State v. Simmons. During a routine stop, officer asked what was in a plastic bag and the driver said, "cigar guts." The officer searched, based on knowledge that people often use cigar papers to roll marijuana blunts. Held: No probable cause, based on statement of the defendant, as there was no nexus between the presence of loose tobacco and marijuana.

State v. Steele. Under 90-95(g), the state can give the defendant written notice 15 days before a proceeding of its intent to use a certified drug lab report without any further authentication and it is admissible unless defendant files a written objection with the court at least 5 days before the hearing. Here, defendant's lawyer failed to object. No 6th amendment problem under Melendez-Diaz, as the S.C. in that case specifically approved using notice-and-demand statutes for these types of reports. 90-95(g) constitutional.

Also, sufficient evidence of constructive possession in testimony of officers that he threw the drugs away while fleeing.

Other Cases.

State v. Beam. In drug case, court ruled that the definition of delivery in Gen. Stat. 90-87(7) includes the attempt to transfer and there was no entrapment in this case.

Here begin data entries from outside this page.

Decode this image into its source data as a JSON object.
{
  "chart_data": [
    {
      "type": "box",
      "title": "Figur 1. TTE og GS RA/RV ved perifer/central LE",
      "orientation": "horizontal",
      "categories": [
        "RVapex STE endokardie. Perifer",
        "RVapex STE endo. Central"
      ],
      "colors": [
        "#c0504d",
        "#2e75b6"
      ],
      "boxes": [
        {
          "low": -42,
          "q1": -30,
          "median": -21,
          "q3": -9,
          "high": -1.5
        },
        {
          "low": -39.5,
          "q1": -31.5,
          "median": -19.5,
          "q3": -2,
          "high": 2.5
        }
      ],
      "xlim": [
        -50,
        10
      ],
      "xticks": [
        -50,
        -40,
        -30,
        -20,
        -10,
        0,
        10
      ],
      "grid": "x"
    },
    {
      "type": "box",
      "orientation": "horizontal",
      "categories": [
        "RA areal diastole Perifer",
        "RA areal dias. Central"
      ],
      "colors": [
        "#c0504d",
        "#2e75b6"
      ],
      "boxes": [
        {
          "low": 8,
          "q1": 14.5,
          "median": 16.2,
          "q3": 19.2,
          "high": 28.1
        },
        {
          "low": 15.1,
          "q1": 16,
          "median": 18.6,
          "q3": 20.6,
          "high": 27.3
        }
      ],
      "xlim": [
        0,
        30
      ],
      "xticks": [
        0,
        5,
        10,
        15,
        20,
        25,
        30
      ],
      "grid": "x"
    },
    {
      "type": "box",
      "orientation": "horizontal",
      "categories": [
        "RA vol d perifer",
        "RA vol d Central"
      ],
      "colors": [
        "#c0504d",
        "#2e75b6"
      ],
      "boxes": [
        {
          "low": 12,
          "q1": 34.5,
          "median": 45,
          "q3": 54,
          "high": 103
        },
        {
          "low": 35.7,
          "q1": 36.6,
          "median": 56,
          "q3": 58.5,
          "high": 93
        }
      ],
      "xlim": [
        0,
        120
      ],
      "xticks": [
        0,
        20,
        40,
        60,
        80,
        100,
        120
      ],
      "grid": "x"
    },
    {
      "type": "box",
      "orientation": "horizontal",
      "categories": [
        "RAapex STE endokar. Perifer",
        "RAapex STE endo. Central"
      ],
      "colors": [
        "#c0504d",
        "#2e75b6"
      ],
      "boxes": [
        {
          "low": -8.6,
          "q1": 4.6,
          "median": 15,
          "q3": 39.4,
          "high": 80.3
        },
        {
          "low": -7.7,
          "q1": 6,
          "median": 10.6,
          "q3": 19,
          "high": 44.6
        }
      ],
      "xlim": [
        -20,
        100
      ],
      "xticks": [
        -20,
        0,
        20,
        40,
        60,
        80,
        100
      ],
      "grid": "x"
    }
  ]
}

State v. Fortney. In possession of firearm by felon (among others), state declined defendant's offerred stipulation to prior felony and put on evidence of prior 1d rape conviction. Court found no error, as the state has to prove the prior conviction and they are free to do so, regardless of stipulated offering.

State v. Fortney
. Held that an NCIC report was admissible to prove out-of-state convictions, because it had adequate identifying information on it. Yikes.

State v. Sanders. No error in 1d murder case of not submitting duress instructions to the jury because all evidence of the threats were threats made after commission of the crime.

State v. Singleton. Trial court erred in ordering defendant to participate in satellite-based monitoring for life (SBM) as indecent liberties is not an aggravated offense under Gen. Stat. 14-208.6(1a).